Without the best ingredients, we can’t create the best copy.

Doing the least possible to mess them up

Eat in a second-rate restaurant, especially one overseen by a chef whose talent is exceeded by their ambition, and you’ll be treated to perfectly OK ingredients that have been ruined. Creamy sauces, rococo garnishes, too many frills and furbelows.

Having sourced our ingredients, we need to treat them carefully. No overcooking allowed and certainly no unnecessary decoration. In practical terms that means avoiding clever-clever headlines, unnecessary adjectives, superlatives and exclamation marks.

Add one brilliant touch

You don’t get your Michelin star for being merely a good griller of fish. You need to be able to produce something that delights your customers. So while you don’t mess your fillet of hake around, you might serve it with a broth of lemon, chili, garlic and fresh clams.

As a copywriter, that translates into taking your raw ingredients and confecting a powerful structure to hold them together – like a story. Or using a tone of voice so easy on the ear that your prospect is lulled by the smoothness of your copy into buying.

Presentation

The halibut is ready, the capers have been simmered in sherry vinegar. But we’re not going to send that plate out with drips of oil round the rim are we? No. We’re going to wipe it clean. And move that sprig of tarragon a couple of centimetres to the left.

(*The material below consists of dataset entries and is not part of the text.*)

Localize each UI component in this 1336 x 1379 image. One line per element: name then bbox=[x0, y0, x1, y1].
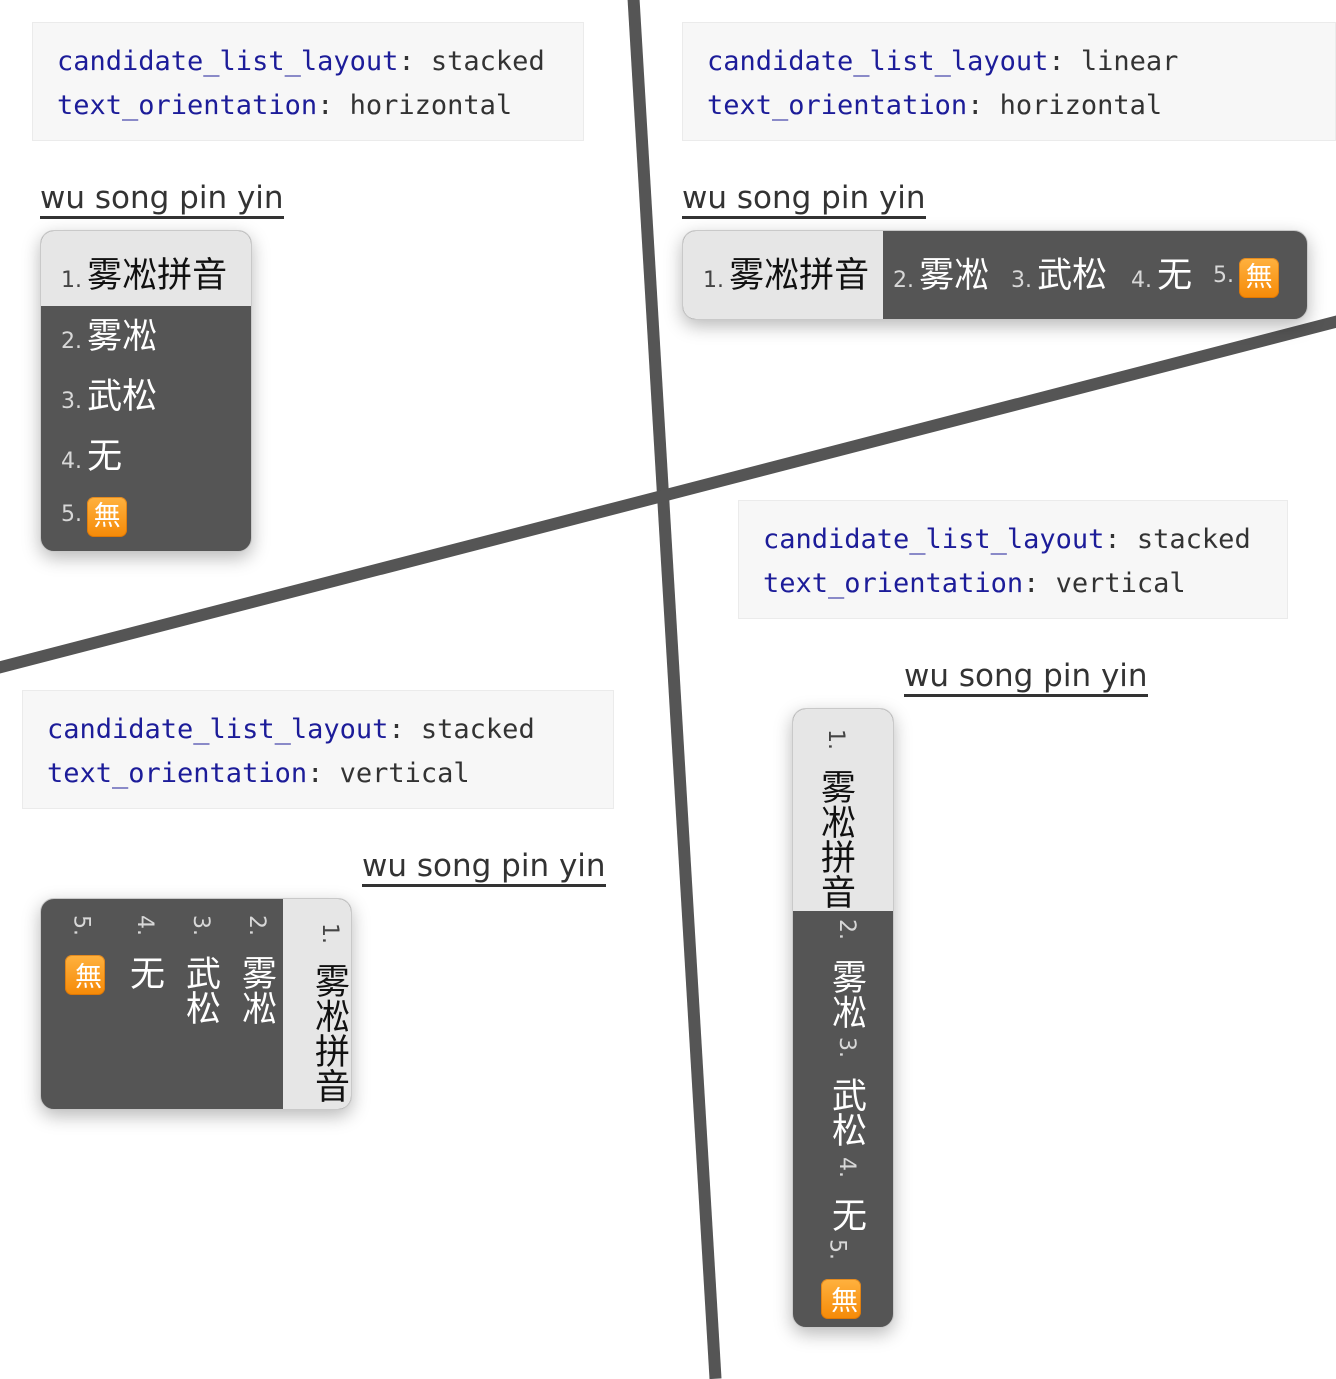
candidate-1[interactable]: 1. 雾凇拼音 bbox=[41, 231, 251, 306]
config-box-2: candidate_list_layout: linear text_orien… bbox=[682, 22, 1336, 141]
candidate-4[interactable]: 4. 无 bbox=[119, 915, 170, 990]
candidate-panel-linear-horizontal: 1. 雾凇拼音 2. 雾凇 3. 武松 4. 无 5. 無 bbox=[682, 230, 1308, 320]
candidate-2[interactable]: 2. 雾凇 bbox=[821, 919, 872, 1029]
candidate-3[interactable]: 3. 武松 bbox=[175, 915, 226, 1025]
candidate-3[interactable]: 3. 武松 bbox=[1011, 231, 1107, 319]
mu-emoji-icon: 無 bbox=[65, 955, 105, 995]
candidate-4[interactable]: 4. 无 bbox=[821, 1157, 872, 1232]
candidate-2[interactable]: 2. 雾凇 bbox=[893, 231, 989, 319]
candidate-panel-stacked-vertical-2: 1. 雾凇拼音 2. 雾凇 3. 武松 4. 无 5. 無 bbox=[792, 708, 894, 1328]
preedit-text-1: wu song pin yin bbox=[40, 180, 284, 219]
candidate-5[interactable]: 5. 無 bbox=[821, 1239, 861, 1319]
candidate-1[interactable]: 1. 雾凇拼音 bbox=[283, 899, 351, 1109]
preedit-text-4: wu song pin yin bbox=[904, 658, 1148, 697]
preedit-text-3: wu song pin yin bbox=[362, 848, 606, 887]
config-box-4: candidate_list_layout: stacked text_orie… bbox=[738, 500, 1288, 619]
mu-emoji-icon: 無 bbox=[1239, 257, 1280, 298]
candidate-4[interactable]: 4. 无 bbox=[41, 427, 251, 487]
candidate-2[interactable]: 2. 雾凇 bbox=[41, 307, 251, 367]
candidate-2[interactable]: 2. 雾凇 bbox=[231, 915, 282, 1025]
candidate-1[interactable]: 1. 雾凇拼音 bbox=[683, 231, 883, 319]
candidate-4[interactable]: 4. 无 bbox=[1131, 231, 1192, 319]
candidate-5[interactable]: 5. 無 bbox=[65, 915, 105, 995]
mu-emoji-icon: 無 bbox=[821, 1279, 861, 1319]
candidate-panel-stacked-vertical-1: 1. 雾凇拼音 2. 雾凇 3. 武松 4. 无 5. 無 bbox=[40, 898, 352, 1110]
candidate-3[interactable]: 3. 武松 bbox=[41, 367, 251, 427]
config-box-1: candidate_list_layout: stacked text_orie… bbox=[32, 22, 584, 141]
preedit-text-2: wu song pin yin bbox=[682, 180, 926, 219]
candidate-1[interactable]: 1. 雾凇拼音 bbox=[793, 709, 893, 911]
candidate-panel-stacked-horizontal: 1. 雾凇拼音 2. 雾凇 3. 武松 4. 无 5. 無 bbox=[40, 230, 252, 552]
config-box-3: candidate_list_layout: stacked text_orie… bbox=[22, 690, 614, 809]
candidate-5[interactable]: 5. 無 bbox=[41, 485, 251, 545]
candidate-5[interactable]: 5. 無 bbox=[1213, 231, 1280, 319]
candidate-3[interactable]: 3. 武松 bbox=[821, 1037, 872, 1147]
mu-emoji-icon: 無 bbox=[87, 496, 128, 537]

Likewise, we’re going to print our copy out before we say goodbye. Proofread it. Read it aloud. Spend time adjusting that final sentence just so before we upload or sign off the proofs.

And I’m telling you this because

Copywriting is a rounded process, like cooking. You need to prepare, gathering everything you need together in one place. You need the skill and the awareness of what you’re doing to assemble the raw ingredients into a pleasing dish without ruining the flavour.

You need to add a finishing touch that lifts your copy above the mass of hackwork flying around.

And you need to present it attractively, using the best typefaces, colour combinations and graphics, not to mention checking the spelling, grammar and punctuation. Then, just then, you might get your first Michelin star.